原初、ことばは、一対一の会話から生まれてきたのではない。
一対一の関係においては、「意味」だろうと「感慨」だろうと、言葉などなくても表情や身振り手振りでなんとか伝わる。一対一の関係は、成熟すればするほど、ことばは必要なくなる。
したがって、一対一の関係からことばが生まれてきたということは、原理的にありえない。
ことばは、一対一の関係ではなく、みんなで語り合う機能として生まれてきたのだ。
みんなで語り合う場においては、「意味」が正確に共有されることはありえない。そのための機能として「文字」が生まれてきたのだが、ともあれみんなで語り合う場でそんなことにいちいちこだわっていたら盛り上がらない。「感慨」さえ共有できればよい。「感慨」が共有されていることに気づいたとき、はじめて盛り上がる。そういう体験がなされる機能として、ことばが生まれてきた。

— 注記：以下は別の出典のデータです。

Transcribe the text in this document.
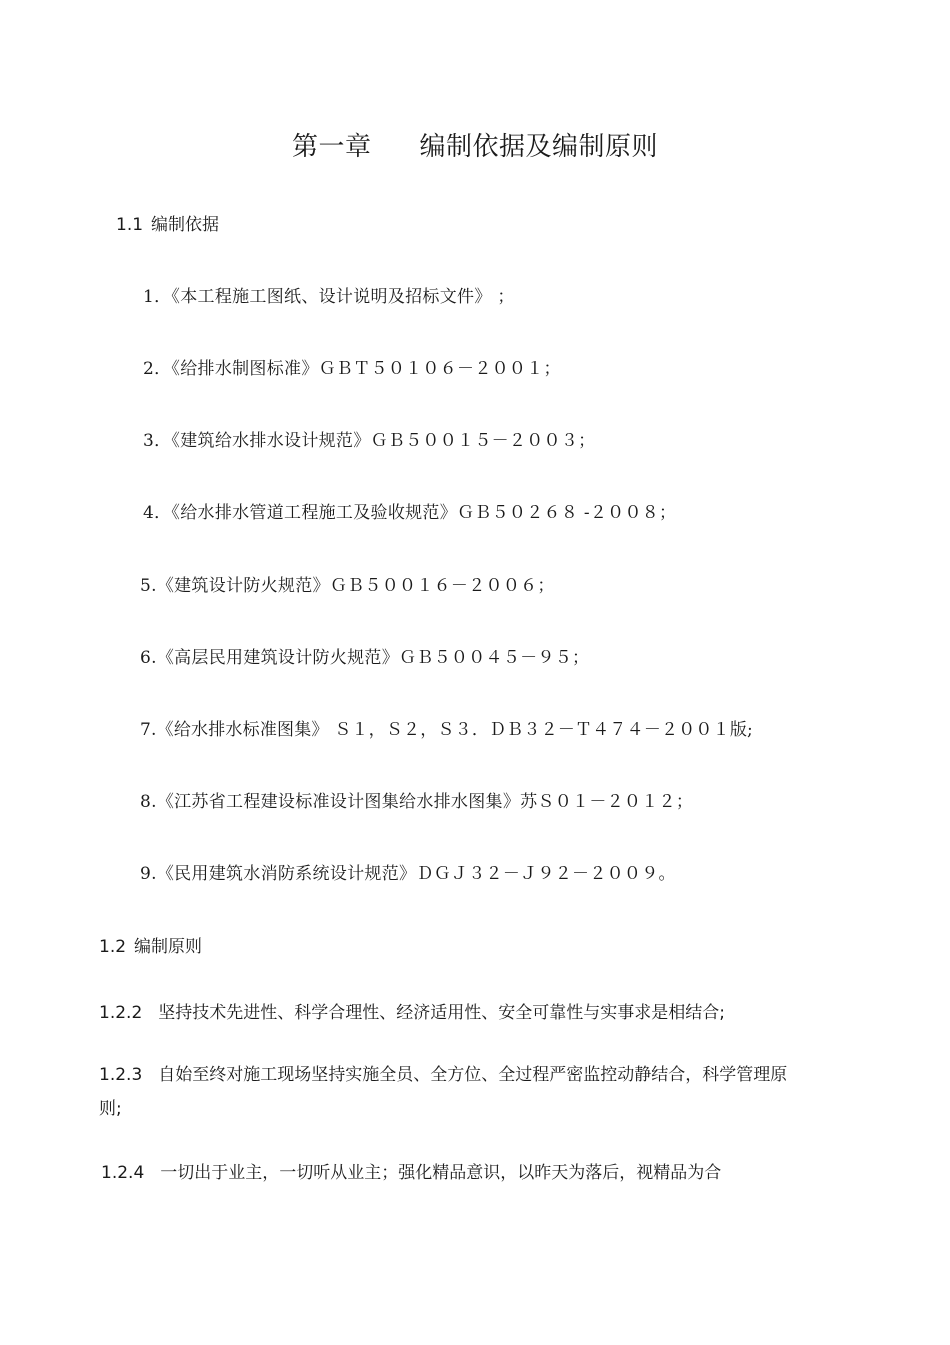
第一章 编制依据及编制原则
1.1 编制依据
1．《本工程施工图纸、设计说明及招标文件》 ；
2．《给排水制图标准》ＧＢＴ５０１０６－２００１；
3．《建筑给水排水设计规范》ＧＢ５００１５－２００３；
4．《给水排水管道工程施工及验收规范》ＧＢ５０２６８ -２００８；
5.《建筑设计防火规范》ＧＢ５００１６－２００６；
6.《高层民用建筑设计防火规范》ＧＢ５００４５－９５；
7.《给水排水标准图集》 Ｓ１，Ｓ２，Ｓ３．ＤＢ３２－Ｔ４７４－２００１版;
8.《江苏省工程建设标准设计图集给水排水图集》苏Ｓ０１－２０１２；
9.《民用建筑水消防系统设计规范》ＤＧＪ３２－Ｊ９２－２００９。
1.2 编制原则
1.2.2 坚持技术先进性、科学合理性、经济适用性、安全可靠性与实事求是相结合;
1.2.3 自始至终对施工现场坚持实施全员、全方位、全过程严密监控动静结合，科学管理原则;
1.2.4 一切出于业主，一切听从业主；强化精品意识，以昨天为落后，视精品为合
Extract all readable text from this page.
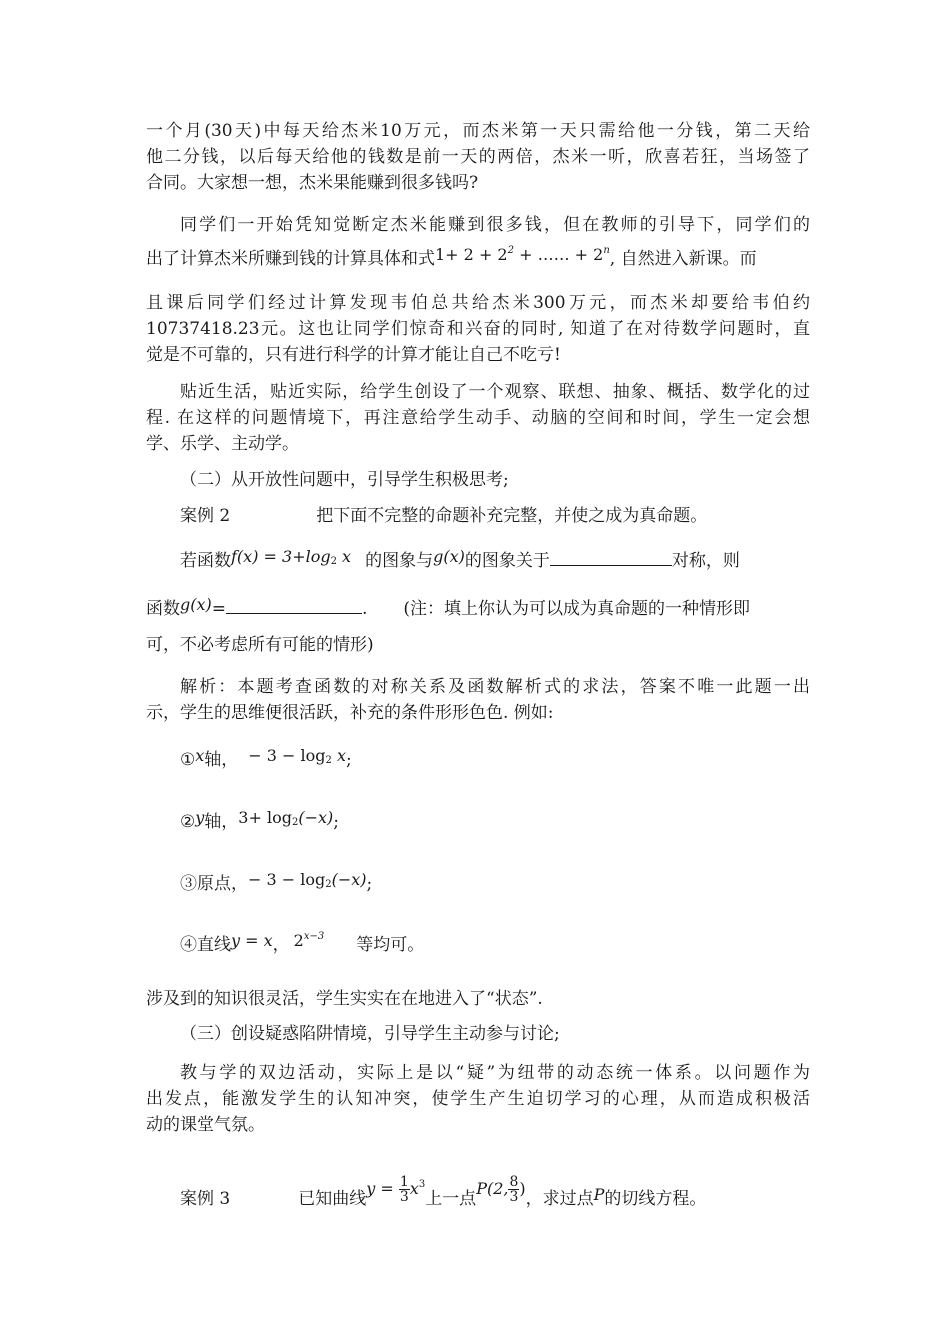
一个月(30天)中每天给杰米10万元，而杰米第一天只需给他一分钱，第二天给
他二分钱，以后每天给他的钱数是前一天的两倍，杰米一听，欣喜若狂，当场签了
合同。大家想一想，杰米果能赚到很多钱吗?
同学们一开始凭知觉断定杰米能赚到很多钱，但在教师的引导下，同学们的
出了计算杰米所赚到钱的计算具体和式$1+ 2 + 2^2$ + …… + $2^n$, 自然进入新课。而
且课后同学们经过计算发现韦伯总共给杰米300万元，而杰米却要给韦伯约
10737418.23元。这也让同学们惊奇和兴奋的同时, 知道了在对待数学问题时，直
觉是不可靠的，只有进行科学的计算才能让自己不吃亏!
贴近生活，贴近实际，给学生创设了一个观察、联想、抽象、概括、数学化的过
程. 在这样的问题情境下，再注意给学生动手、动脑的空间和时间，学生一定会想
学、乐学、主动学。
（二）从开放性问题中，引导学生积极思考;
案例 2	把下面不完整的命题补充完整，并使之成为真命题。
若函数$f(x) = 3+\log_2$ x 的图象与g(x)的图象关于	对称，则
函数g(x)=	. (注：填上你认为可以成为真命题的一种情形即
可，不必考虑所有可能的情形)
解析：本题考查函数的对称关系及函数解析式的求法，答案不唯一此题一出
示，学生的思维便很活跃，补充的条件形形色色. 例如:
①x轴， − $3 - \log_2 x$;
②y轴，$3+ \log_2(-x)$;
③原点，− $3 - \log_2(-x)$;
④直线y = x， $2^{x-3}$ 等均可。
涉及到的知识很灵活，学生实实在在地进入了“状态”.
（三）创设疑惑陷阱情境，引导学生主动参与讨论;
教与学的双边活动，实际上是以“疑”为纽带的动态统一体系。以问题作为
出发点，能激发学生的认知冲突，使学生产生迫切学习的心理，从而造成积极活
动的课堂气氛。
案例 3	已知曲线$y = \frac{1}{3} x^3$上一点P(2, $\frac{8}{3}$ )，求过点P的切线方程。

ことばが発せられれば、みんなが「感慨」を共有していることに気づく。そうやって、「バンザーイ」とか「ブラボー」と叫びあう。もらい泣きをする。
ことばは、「感慨」を共有する機能として生まれ育ってきた。
ことばはまず、みんなで語り合う場から生まれてきた。
原初的身体的なことばであるやまとことばの語源を問うためには、まずこのことが念頭に置かれていなければならない。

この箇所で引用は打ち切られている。